We have been taught to throw up our hands whenever a problem is labeled as undeterminate — it has fewer equations than unknowns. But this is too pessimistic. What indeterminacy really means is something more like an iron-clad guarantee. To say that a linear system $Ax = y$ is undeterminate means that we cannot solve for a unique $x$ given any $y$. In other words, the null space of the linear operator $A$ has a non-zero dimension. But here is the crucial caveat that underlies compressed sensing as stated by Donoho above –most natural signals are sparse. We do not get to see all possible $y$ outputs. The space of all facial images is much smaller than the space of all possible images. This is precisely the point of manifold learning techniques in machine learning. So indeterminacy just means that we do not a 100% guarantee. But in a very practical sense, this does not matter when considering many natural signals. We can recover the input signal in spite of undeterminacy.

Examples of this phenomena are experienced by computer power users all the time. Text compression algorithms, which are lossless, cannot be a 100% percent successful. It can be proven that for some input string the compression will fail: the “compressed” text will be larger in size than the uncompressed one. However, when was the last time someone using gzip saw this happen? It does not happen because natural language text does not span the space of all possible character strings. A thousand monkeys pounding on keyboards produce mostly gibberish. This sparsity of natural language means that we can implement practical text compression algorithms that will compress text with an effective rate of 100%.

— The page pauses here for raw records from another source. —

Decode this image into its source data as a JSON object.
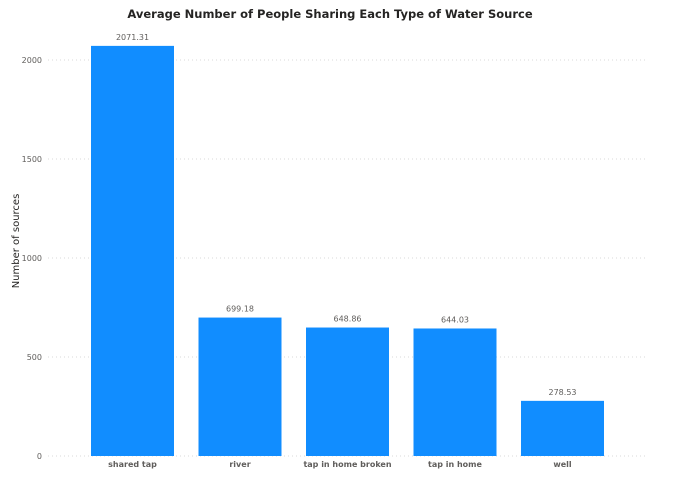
{
  "chart_data": {
    "type": "bar",
    "title": "Average Number of People Sharing Each Type of Water Source",
    "xlabel": "",
    "ylabel": "Number of sources",
    "categories": [
      "shared tap",
      "river",
      "tap in home broken",
      "tap in home",
      "well"
    ],
    "values": [
      2071.31,
      699.18,
      648.86,
      644.03,
      278.53
    ],
    "value_labels": [
      "2071.31",
      "699.18",
      "648.86",
      "644.03",
      "278.53"
    ],
    "yticks": [
      0,
      500,
      1000,
      1500,
      2000
    ],
    "ylim": [
      0,
      2100
    ],
    "grid": true,
    "bar_color": "#118DFF"
  }
}
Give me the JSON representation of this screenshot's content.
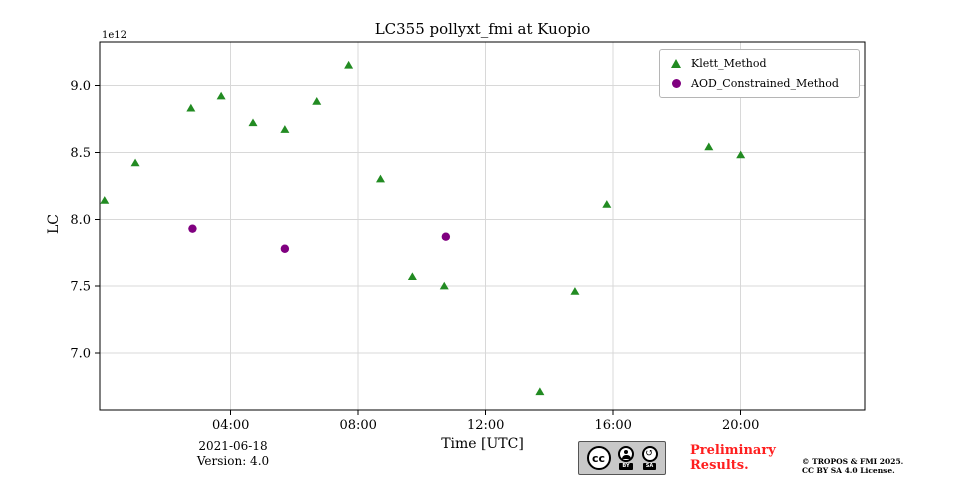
{
  "title": "LC355 pollyxt_fmi at Kuopio",
  "offset_label": "1e12",
  "chart_data": {
    "type": "scatter",
    "title": "LC355 pollyxt_fmi at Kuopio",
    "xlabel": "Time [UTC]",
    "ylabel": "LC",
    "y_offset_multiplier": "1e12",
    "xlim": [
      -0.1,
      23.9
    ],
    "ylim": [
      6.575,
      9.325
    ],
    "x_ticks": [
      4,
      8,
      12,
      16,
      20
    ],
    "x_tick_labels": [
      "04:00",
      "08:00",
      "12:00",
      "16:00",
      "20:00"
    ],
    "y_ticks": [
      7.0,
      7.5,
      8.0,
      8.5,
      9.0
    ],
    "y_tick_labels": [
      "7.0",
      "7.5",
      "8.0",
      "8.5",
      "9.0"
    ],
    "grid": true,
    "grid_color": "#d8d8d8",
    "legend_position": "upper right",
    "series": [
      {
        "name": "Klett_Method",
        "marker": "triangle",
        "color": "#228b22",
        "x": [
          0.05,
          1.0,
          2.75,
          3.7,
          4.7,
          5.7,
          6.7,
          7.7,
          8.7,
          9.7,
          10.7,
          13.7,
          14.8,
          15.8,
          19.0,
          20.0
        ],
        "y": [
          8.14,
          8.42,
          8.83,
          8.92,
          8.72,
          8.67,
          8.88,
          9.15,
          8.3,
          7.57,
          7.5,
          6.71,
          7.46,
          8.11,
          8.54,
          8.48
        ]
      },
      {
        "name": "AOD_Constrained_Method",
        "marker": "circle",
        "color": "#800080",
        "x": [
          2.8,
          5.7,
          10.75
        ],
        "y": [
          7.93,
          7.78,
          7.87
        ]
      }
    ]
  },
  "footer": {
    "date": "2021-06-18",
    "version": "Version: 4.0",
    "preliminary_line1": "Preliminary",
    "preliminary_line2": "Results.",
    "copyright_line1": "© TROPOS & FMI 2025.",
    "copyright_line2": "CC BY SA 4.0 License.",
    "cc_badge": {
      "cc": "cc",
      "by": "BY",
      "sa": "SA"
    }
  },
  "colors": {
    "klett_green": "#228b22",
    "aod_purple": "#800080",
    "preliminary_red": "#ff1f1f",
    "grid": "#d8d8d8",
    "axes": "#000000"
  }
}
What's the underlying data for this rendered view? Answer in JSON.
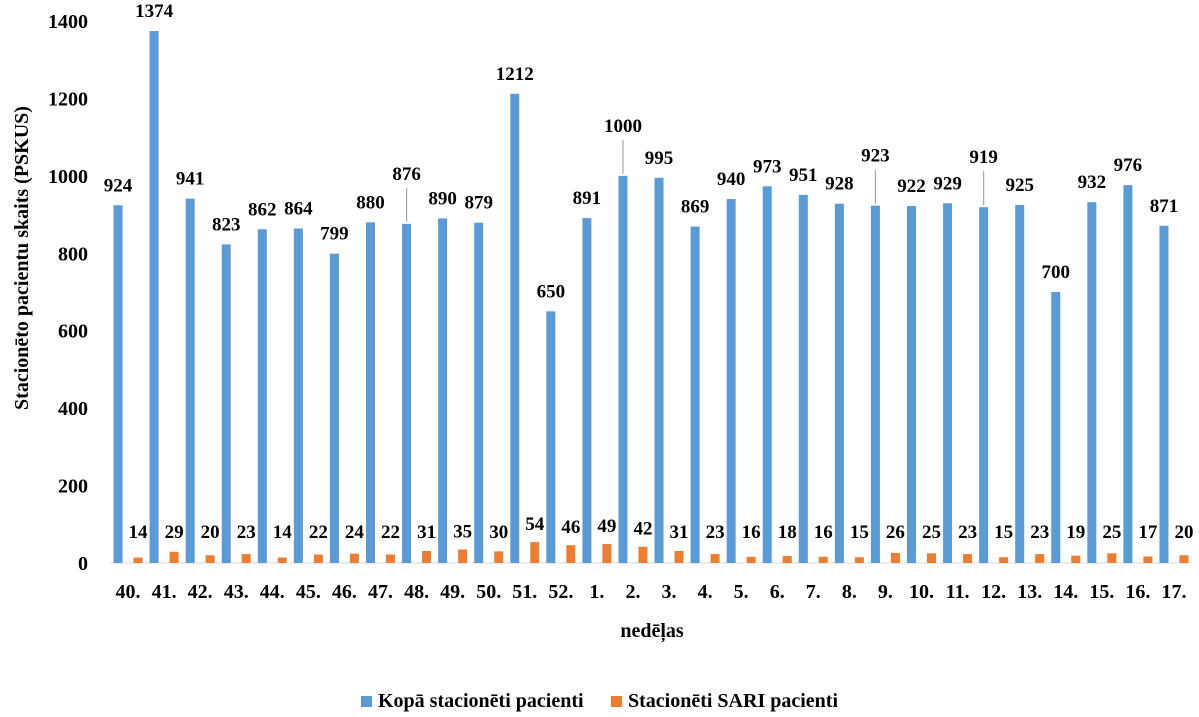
{
  "chart_data": {
    "type": "bar",
    "categories": [
      "40.",
      "41.",
      "42.",
      "43.",
      "44.",
      "45.",
      "46.",
      "47.",
      "48.",
      "49.",
      "50.",
      "51.",
      "52.",
      "1.",
      "2.",
      "3.",
      "4.",
      "5.",
      "6.",
      "7.",
      "8.",
      "9.",
      "10.",
      "11.",
      "12.",
      "13.",
      "14.",
      "15.",
      "16.",
      "17."
    ],
    "series": [
      {
        "name": "Kopā stacionēti pacienti",
        "color": "#5b9bd5",
        "values": [
          924,
          1374,
          941,
          823,
          862,
          864,
          799,
          880,
          876,
          890,
          879,
          1212,
          650,
          891,
          1000,
          995,
          869,
          940,
          973,
          951,
          928,
          923,
          922,
          929,
          919,
          925,
          700,
          932,
          976,
          871
        ]
      },
      {
        "name": "Stacionēti SARI pacienti",
        "color": "#ed7d31",
        "values": [
          14,
          29,
          20,
          23,
          14,
          22,
          24,
          22,
          31,
          35,
          30,
          54,
          46,
          49,
          42,
          31,
          23,
          16,
          18,
          16,
          15,
          26,
          25,
          23,
          15,
          23,
          19,
          25,
          17,
          20
        ]
      }
    ],
    "xlabel": "nedēļas",
    "ylabel": "Stacionēto pacientu skaits (PSKUS)",
    "ylim": [
      0,
      1400
    ],
    "yticks": [
      "0",
      "200",
      "400",
      "600",
      "800",
      "1000",
      "1200",
      "1400"
    ],
    "grid": false,
    "legend_position": "bottom"
  }
}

Rediscovering the usefulness of Euler’s formula

I have started to work thru Anton Deitmar’s “A First Course in Harmonic Analysis”. This is background reading for my perusal of the Compressed Sensing literature. On the first chapter he wants to prove the convergence in the $L^2$-norm of Fourier series for periodic functions. To do this he asserts (offhandedly to my untrained eyes) the equality
$$\sum_{k=1}^{n} \cos(2 \pi k x) = \frac{\sin((2n+1)\pi x)}{2\sin(\pi x)} – \frac{1}{2}.$$

It is embarrassing how long it has taken me to prove this on my own. In the end, Euler’s formula,
$$e^{i \theta} = \cos \theta + i \sin \theta,$$
ended up being the right thing to use since it turns the proof into checking the equality of polynomials. My proof is inductive. First prove the $n=1$ case,
$$\cos(2 \pi x) = \frac{\sin(3 \pi x)}{2 \sin(\pi x)} – \frac{1}{2},$$
by rewriting it as,
$$\sin(\pi x) \cos(2 \pi x) = \frac{1}{2} \left( \sin(3 \pi x) – \sin(\pi x) \right)$$
$$\left( \frac{e^{i \theta} – e^{-i \theta}}{2 i} \right) \left( \frac{e^{i 2 \theta} + e^{-i 2 \theta}}{2} \right) = \frac{1}{2} \left( \frac{e^{i 3 \theta} – e^{-i 3 \theta}}{2 i} – \frac{e^{i \theta} – e^{-i \theta}}{2i} \right),$$
the demonstration of the equality becomes a polynomial check. Induction to the case $n+1$ by using the same trick with Euler’s formula leads to the general proof of the formula.